Class PubsubIO

java.lang.Object
org.apache.beam.sdk.io.gcp.pubsub.PubsubIO

public class PubsubIO extends Object
Read and Write PTransforms for Cloud Pub/Sub streams. These transforms create and consume unbounded PCollections.

Using local emulator

In order to use local emulator for Pubsub you should use PubsubOptions#setPubsubRootUrl(String) method to set host and port of your local emulator.

Permissions

Permission requirements depend on the PipelineRunner that is used to execute the Beam pipeline. Please refer to the documentation of corresponding PipelineRunners for more details.

Updates to the I/O connector code

For any significant updates to this I/O connector, please consider involving corresponding code reviewers mentioned here.

Example PubsubIO read usage


 // Read from a specific topic; a subscription will be created at pipeline start time.
 PCollection<PubsubMessage> messages = PubsubIO.readMessages().fromTopic(topic);

 // Read from a subscription.
 PCollection<PubsubMessage> messages = PubsubIO.readMessages().fromSubscription(subscription);

 // Read messages including attributes.
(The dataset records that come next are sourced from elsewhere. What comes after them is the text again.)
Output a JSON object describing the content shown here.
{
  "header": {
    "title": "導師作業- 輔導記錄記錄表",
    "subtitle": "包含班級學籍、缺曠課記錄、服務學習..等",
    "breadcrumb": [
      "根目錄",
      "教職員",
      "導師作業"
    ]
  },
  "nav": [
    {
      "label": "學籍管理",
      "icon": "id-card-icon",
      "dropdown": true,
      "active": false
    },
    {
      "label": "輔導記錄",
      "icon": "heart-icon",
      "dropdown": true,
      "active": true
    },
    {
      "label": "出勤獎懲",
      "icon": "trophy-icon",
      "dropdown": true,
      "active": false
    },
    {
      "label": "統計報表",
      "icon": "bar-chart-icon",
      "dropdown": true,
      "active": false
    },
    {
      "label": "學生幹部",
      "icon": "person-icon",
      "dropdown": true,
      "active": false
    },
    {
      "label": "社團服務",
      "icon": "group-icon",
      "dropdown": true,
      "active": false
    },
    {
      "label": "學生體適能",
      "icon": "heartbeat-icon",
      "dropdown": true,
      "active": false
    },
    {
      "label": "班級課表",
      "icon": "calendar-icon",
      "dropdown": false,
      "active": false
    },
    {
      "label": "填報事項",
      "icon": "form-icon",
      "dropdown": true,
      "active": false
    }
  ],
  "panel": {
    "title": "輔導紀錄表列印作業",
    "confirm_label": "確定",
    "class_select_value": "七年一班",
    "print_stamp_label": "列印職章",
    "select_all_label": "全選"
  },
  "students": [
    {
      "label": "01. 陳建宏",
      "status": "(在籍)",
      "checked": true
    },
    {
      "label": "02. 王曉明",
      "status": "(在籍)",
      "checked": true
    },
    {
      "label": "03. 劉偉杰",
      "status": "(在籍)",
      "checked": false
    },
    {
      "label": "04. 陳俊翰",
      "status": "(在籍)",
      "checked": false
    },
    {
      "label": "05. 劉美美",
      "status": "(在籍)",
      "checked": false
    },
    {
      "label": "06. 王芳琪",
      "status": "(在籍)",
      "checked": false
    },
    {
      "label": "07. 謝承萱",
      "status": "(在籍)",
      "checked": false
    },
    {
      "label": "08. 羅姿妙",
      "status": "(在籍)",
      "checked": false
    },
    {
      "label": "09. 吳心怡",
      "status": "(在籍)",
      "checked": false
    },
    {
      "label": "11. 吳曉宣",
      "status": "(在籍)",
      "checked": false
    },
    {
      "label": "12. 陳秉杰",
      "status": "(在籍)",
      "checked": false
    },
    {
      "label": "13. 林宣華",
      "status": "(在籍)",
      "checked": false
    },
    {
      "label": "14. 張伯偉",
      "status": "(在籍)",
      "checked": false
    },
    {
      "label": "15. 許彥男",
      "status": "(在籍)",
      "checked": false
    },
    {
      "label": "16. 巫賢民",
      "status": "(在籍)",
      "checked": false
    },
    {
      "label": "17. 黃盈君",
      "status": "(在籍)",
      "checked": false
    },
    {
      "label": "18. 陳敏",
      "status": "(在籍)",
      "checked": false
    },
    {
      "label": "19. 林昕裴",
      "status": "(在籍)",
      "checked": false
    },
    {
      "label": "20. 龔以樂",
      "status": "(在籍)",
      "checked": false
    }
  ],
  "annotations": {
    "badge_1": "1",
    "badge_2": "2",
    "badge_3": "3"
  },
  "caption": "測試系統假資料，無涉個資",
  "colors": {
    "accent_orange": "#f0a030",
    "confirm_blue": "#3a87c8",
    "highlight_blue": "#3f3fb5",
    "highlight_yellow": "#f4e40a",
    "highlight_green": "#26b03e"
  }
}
All PubSub attributes will be included in the PubsubMessage.
 PCollection<PubsubMessage> messages = PubsubIO.readMessagesWithAttributes().fromTopic(topic);

 // Examples of reading different types from PubSub.
 PCollection<String> strings = PubsubIO.readStrings().fromTopic(topic);
 PCollection<MyProto> protos = PubsubIO.readProtos(MyProto.class).fromTopic(topic);
 PCollection<MyType> avros = PubsubIO.readAvros(MyType.class).fromTopic(topic);

 

Example PubsubIO write usage

Data can be written to a single topic or to a dynamic set of topics. In order to write to a single topic, the PubsubIO.Write.to(String) method can be used. For example:

 avros.apply(PubsubIO.writeAvros(MyType.class).to(topic));
 protos.apply(PubsubIO.writeProtos(MyProto.class).to(topic));
 strings.apply(PubsubIO.writeStrings().to(topic));
 
Dynamic topic destinations can be accomplished by specifying a function to extract the topic from the record using the PubsubIO.Write.to(SerializableFunction) method. For example:

 avros.apply(PubsubIO.writeAvros(MyType.class).
      to((ValueInSingleWindow<Event> quote) -> {
               String country = quote.getCountry();
               return "projects/myproject/topics/events_" + country;
              });
 
Dynamic topics can also be specified by writing PubsubMessage objects containing the topic and writing using the writeMessagesDynamic() method. For example:

 events.apply(MapElements.into(new TypeDescriptor<PubsubMessage>() {})
                         .via(e -> new PubsubMessage(
                             e.toByteString(), Collections.emptyMap()).withTopic(e.getCountry())))
 .apply(PubsubIO.writeMessagesDynamic());
 

Custom timestamps

All messages read from PubSub have a stable publish timestamp that is independent of when the message is read from the PubSub topic. By default, the publish time is used as the timestamp for all messages read and the watermark is based on that. If there is a different logical timestamp to be used, that timestamp must be published in a PubSub attribute and specified using PubsubIO.Read.withTimestampAttribute(java.lang.String). See the Javadoc for that method for the timestamp format.